New research by Cerulli Associates finds that ETF growth among advisors is greatest among advisors in three channels: wirehouses, RIAs, and dually registered.
Advisors in these channels, Cerulli notes in its Fourth Quarter edition of its Cerulli Edge newsletter, tend to cater to high-net-worth clients and thus maintain higher books of business. As such, Cerulli says that on an asset-weighted basis, ETF allocations have grown and now account for 4% of advisor-sold assets, compared to 2.8% in 2007.
Advisors use ETFs for various reasons, and Cerulli notes that “examining the motivation for ETF purchases can help illuminate the distribution opportunity for an asset manager.” For instance, wirehouse advisors tend to use ETFs to access to market sectors, and to pair active and passive strategies together, Cerulli says. RIA and dually registered advisors, on the other hand, use ETFs for their cost benefits and their belief in passive management and indexing.
Wirehouse advisors, Cerulli says, “tend to be devotees of active management, and the long history of stock picking still permeates their psyches. In fact, only 13% of wirehouse advisors doubt that active managers can outperform the stock market.” As such, the reasons wirehouse advisors use passive investments, such as ETFs, Cerulli continues, “center around the ability to access market sectors and to pair active and passive management together.” In addition, “the cache surrounding ETFs” attracts wirehouse advisors.

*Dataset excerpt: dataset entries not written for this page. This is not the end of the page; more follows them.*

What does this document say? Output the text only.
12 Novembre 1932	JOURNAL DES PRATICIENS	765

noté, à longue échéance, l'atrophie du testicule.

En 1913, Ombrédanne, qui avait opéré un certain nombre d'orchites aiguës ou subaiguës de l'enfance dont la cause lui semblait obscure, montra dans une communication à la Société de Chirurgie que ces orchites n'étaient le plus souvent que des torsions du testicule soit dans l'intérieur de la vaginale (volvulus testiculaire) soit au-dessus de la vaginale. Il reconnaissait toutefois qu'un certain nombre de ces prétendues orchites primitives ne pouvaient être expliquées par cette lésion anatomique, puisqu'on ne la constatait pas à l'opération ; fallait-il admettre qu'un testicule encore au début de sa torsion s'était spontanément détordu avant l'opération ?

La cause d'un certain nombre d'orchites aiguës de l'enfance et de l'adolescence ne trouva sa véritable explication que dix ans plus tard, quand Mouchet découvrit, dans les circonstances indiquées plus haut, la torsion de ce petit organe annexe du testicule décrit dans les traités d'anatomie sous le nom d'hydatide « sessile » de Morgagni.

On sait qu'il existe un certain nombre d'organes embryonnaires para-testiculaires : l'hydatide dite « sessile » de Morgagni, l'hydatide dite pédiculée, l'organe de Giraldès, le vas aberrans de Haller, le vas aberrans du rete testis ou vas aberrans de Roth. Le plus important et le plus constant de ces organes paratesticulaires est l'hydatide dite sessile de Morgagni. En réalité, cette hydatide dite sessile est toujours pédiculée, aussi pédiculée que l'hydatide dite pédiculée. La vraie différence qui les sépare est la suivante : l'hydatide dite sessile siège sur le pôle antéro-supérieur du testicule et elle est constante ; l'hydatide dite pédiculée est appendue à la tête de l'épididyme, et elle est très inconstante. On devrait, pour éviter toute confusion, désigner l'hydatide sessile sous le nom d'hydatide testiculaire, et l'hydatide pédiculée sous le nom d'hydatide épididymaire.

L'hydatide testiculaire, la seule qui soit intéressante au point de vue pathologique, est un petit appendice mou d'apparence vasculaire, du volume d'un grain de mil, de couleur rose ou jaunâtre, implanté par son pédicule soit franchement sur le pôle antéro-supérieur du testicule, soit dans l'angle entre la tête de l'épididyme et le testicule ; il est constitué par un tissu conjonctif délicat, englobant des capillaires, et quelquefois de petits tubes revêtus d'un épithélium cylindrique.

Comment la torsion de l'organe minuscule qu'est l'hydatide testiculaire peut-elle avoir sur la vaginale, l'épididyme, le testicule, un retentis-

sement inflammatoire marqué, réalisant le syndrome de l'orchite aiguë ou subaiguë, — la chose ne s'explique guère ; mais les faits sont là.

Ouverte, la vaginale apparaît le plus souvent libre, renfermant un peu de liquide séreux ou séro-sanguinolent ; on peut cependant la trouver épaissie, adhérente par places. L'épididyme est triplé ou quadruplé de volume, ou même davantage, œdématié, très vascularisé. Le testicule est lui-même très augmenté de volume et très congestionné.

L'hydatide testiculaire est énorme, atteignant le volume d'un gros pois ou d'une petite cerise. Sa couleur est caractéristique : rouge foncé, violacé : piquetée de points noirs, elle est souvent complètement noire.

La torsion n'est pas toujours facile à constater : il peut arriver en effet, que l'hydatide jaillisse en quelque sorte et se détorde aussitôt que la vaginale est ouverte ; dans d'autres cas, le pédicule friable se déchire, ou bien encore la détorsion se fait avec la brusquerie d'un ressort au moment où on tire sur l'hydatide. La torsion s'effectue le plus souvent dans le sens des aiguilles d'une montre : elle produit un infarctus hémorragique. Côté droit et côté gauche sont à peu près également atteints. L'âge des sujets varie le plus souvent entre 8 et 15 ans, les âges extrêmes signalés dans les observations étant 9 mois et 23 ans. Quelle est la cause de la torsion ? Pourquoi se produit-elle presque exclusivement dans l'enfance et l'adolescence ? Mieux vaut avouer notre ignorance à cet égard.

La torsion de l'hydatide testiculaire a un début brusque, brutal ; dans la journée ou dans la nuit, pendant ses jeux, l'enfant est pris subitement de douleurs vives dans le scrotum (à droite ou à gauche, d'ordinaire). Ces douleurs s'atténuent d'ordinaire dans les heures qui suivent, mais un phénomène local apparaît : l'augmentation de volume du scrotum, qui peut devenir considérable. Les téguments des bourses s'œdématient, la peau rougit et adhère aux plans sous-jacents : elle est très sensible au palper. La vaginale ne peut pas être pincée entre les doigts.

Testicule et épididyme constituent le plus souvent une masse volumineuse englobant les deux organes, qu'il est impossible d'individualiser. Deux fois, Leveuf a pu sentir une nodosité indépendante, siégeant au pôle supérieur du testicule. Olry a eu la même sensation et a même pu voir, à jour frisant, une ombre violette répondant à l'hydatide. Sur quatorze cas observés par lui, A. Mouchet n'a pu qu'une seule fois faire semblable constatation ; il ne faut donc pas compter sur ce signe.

RIAs and dually registered advisors, on the other hand, tend to use ETFs “because of their lower cost. RIAs in particular tend to be extremely price-sensitive. They rely on asset-based fees as their primary method of charging clients for services.” Since these fees tend to run around 1% of assets under management, Cerulli says, “RIAs choose low-cost underlying investments to keep the clients’ all-in fee at a reasonable level.” It’s worth noting, Cerulli adds, that the same finding “applies to managed account programs at broker-dealers, in which ETFs are popular choices for advisors who prefer lower-cost vehicles for accounts with asset-based fees.”